IS is not the only group posing a threat to Sufis. In fact, the security apparatus of the United Nations-backed Government of National Accord is a prime suspect in some of the attacks against them. The Special Deterrence Force (SDF) — a radical Islamist military police unit under the Interior Ministry that nonetheless acts independently — is led by Abd al-Rauf Kara, a man described by Daily Beast contributor Jamie Dettmer as an “Islamic fanatic.”
“He quickly took it upon himself after Gaddafi’s toppling to hunt down former regime security officials and to police an unruly Tripoli according to ultra-orthodox interpretations of Islamic principles,” Dettmer wrote in 2015. “His Nawasi Battalion [later refashioned as the SDF] became notorious for targeting alleged alcohol traders and drinkers and drug dealers as well as gays and also single women unaccompanied by male relatives or husbands, even those frequenting the more up-market coffee houses in affluent districts of Tripoli.”

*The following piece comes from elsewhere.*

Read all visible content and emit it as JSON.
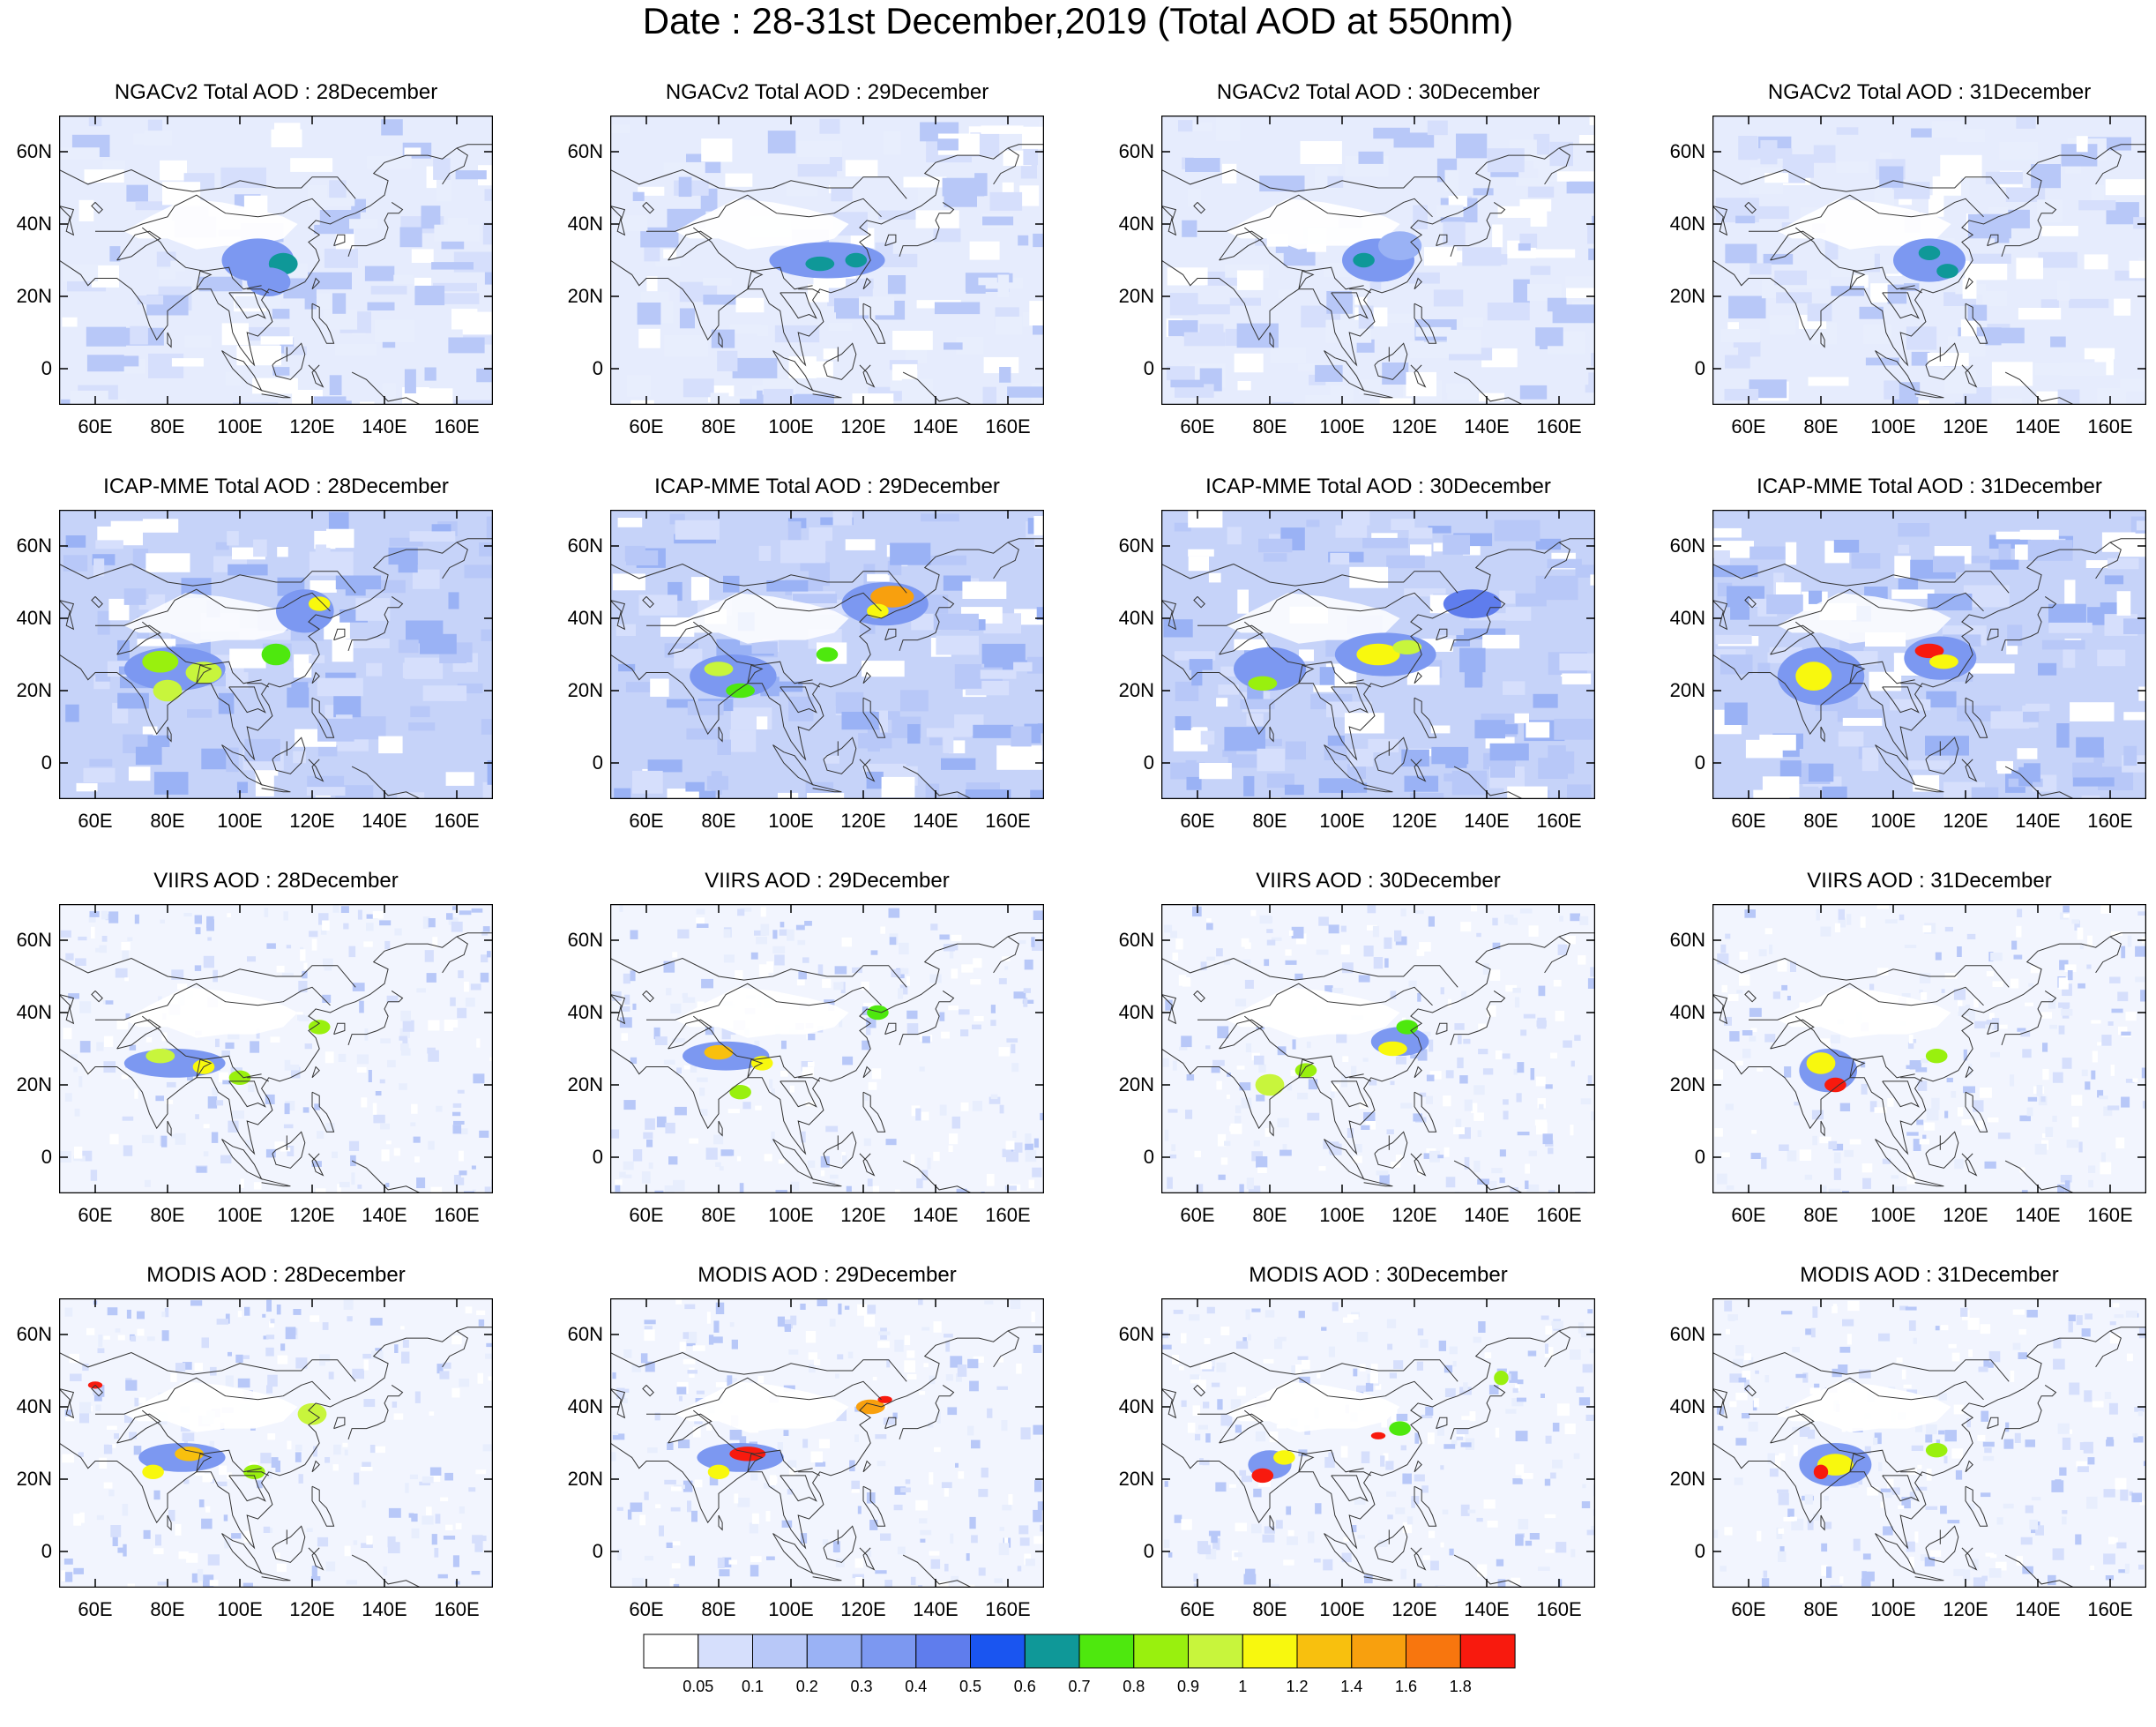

The current government has not denounced any of the attacks on Sufi sites, which some locals believe the SDF to have been behind. In October in Tripoli, a Sufi mosque was attacked in the Ghararat neighborhood during a clash between the SDF and armed militias that had been accused of drug trafficking.
“A religious scholar with ties to the Sufi community in Tripoli said it was the SDF, which had gained control of the neighborhood, that intentionally damaged the 16th-century Sidi Abu Gharara Sufi mosque,” HRW reported. The SDF released a statement denying that they had attacked the mosque, saying they would deal with those responsible.
“It is very possible that Abd al-Rauf Kara’s group is responsible,” Harchaoui said, “but nobody has any proof backing such an accusation.”